Il secondo problema consiste nella permeabilità dei confini nazionali. Possono avvenire infatti degli “sbarchi fantasma” in grado di trasferire dalle coste tunisine attraverso imbarcazioni sicure gruppi ridotti di 5/10 soggetti in grado di pagare cifre molto elevate (4/8mila euro) per essere trasferiti sulle coste italiane e qui, grazie ai legami con le criminalità locali, ottenere documenti falsi (il falso documentale è uno dei putni forti della criminalità pugliese e campana in particolare) e vie di facilitazione per il movimento in Italia e in Europa.Perciò l’Italia deve dotarsi di maggiori strumenti per difendersi dai nuovi flussi: quelli che tornano dalla Siria e quelli passano per l’Italia verso mete differenti.

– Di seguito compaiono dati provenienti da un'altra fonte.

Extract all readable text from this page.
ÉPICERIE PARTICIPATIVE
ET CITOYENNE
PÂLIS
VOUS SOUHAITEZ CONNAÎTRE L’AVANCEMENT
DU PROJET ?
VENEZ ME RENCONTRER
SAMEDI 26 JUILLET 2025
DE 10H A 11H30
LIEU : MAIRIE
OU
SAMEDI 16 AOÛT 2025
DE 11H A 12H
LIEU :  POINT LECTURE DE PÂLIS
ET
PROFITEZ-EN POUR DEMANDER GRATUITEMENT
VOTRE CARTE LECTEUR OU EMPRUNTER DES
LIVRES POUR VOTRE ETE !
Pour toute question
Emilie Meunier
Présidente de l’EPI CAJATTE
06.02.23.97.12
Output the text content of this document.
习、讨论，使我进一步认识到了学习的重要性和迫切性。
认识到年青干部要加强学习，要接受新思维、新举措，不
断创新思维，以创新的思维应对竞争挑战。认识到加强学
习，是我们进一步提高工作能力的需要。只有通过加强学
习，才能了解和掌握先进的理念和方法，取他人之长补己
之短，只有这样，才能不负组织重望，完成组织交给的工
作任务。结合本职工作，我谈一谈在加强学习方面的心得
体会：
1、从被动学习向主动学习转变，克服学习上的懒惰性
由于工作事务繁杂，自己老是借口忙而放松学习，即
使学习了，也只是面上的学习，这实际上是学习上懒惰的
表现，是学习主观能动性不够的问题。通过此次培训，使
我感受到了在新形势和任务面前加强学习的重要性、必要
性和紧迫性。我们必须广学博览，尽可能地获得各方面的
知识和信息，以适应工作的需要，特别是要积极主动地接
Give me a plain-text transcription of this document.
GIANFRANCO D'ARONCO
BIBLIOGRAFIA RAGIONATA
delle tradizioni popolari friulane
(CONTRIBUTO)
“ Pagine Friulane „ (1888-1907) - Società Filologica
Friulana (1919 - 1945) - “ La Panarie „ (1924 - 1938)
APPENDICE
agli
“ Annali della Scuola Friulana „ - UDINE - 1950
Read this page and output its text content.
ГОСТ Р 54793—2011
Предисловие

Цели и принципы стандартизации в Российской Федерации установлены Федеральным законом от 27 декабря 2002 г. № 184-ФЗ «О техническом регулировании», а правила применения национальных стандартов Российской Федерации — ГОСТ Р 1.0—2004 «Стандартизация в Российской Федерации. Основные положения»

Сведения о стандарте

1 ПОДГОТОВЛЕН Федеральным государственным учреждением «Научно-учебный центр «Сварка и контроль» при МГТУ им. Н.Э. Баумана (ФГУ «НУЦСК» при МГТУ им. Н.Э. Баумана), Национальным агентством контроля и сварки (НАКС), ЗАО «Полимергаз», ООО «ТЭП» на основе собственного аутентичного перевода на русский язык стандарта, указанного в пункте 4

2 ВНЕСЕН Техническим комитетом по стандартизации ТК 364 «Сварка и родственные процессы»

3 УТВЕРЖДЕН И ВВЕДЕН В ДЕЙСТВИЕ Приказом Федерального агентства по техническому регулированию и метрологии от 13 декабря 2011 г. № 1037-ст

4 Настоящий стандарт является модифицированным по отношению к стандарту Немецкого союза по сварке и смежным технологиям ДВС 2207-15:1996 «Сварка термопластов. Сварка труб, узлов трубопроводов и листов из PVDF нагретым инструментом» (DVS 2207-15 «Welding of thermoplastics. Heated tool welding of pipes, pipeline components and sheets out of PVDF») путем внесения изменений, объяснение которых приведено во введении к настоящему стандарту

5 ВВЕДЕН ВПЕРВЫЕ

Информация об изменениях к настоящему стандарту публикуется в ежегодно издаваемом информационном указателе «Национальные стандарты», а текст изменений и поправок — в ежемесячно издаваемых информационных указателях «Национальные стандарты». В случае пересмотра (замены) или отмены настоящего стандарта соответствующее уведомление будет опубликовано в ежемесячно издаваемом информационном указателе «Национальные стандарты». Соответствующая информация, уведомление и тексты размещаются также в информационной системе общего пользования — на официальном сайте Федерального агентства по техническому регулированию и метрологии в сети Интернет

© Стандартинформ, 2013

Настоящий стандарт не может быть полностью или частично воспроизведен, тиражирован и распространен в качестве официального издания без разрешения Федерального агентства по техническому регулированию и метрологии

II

Gli italiani hanno aperto gli occhi a causa dell’attentato fallito di San Donato Milanese, che poteva uccidere decine di bambini e che perciò sta avendo una grande risonanza mediatica. In realtà, vi erano già stati attentati in passato, che essendo stati sventati dalle Forze di polizia oppure non essendo riusciti, non avevano avuto molto riscontro nell’opinione pubblica. Nel 2004 un attacco al McDonald’s di Brescia era finito con la morte dell’attentatore; nel 2009 alla caserma Santa Barbara di Milano l’attentatore era stato neutralizzato; nel 2018 a Pompei una “auto-ariete” lanciata sulla folla si era schiantata sulle barriere di protezione e l’attentatore era stato arrestato. Come conclude Bertolotti, quindi, l’Italia è stata toccata dal terrorismo, benché disorganizzato e non strutturato, che è da ricondursi all’ideologia e alla strategia di al-Qa’ida prima e dello Stato islamico in un secondo momento, e quindi deve adottare tutte le azioni legislative e di polizia possibili per evitare una radicalizzazione del terrorismo che arrivi ad una organizzazione stabile.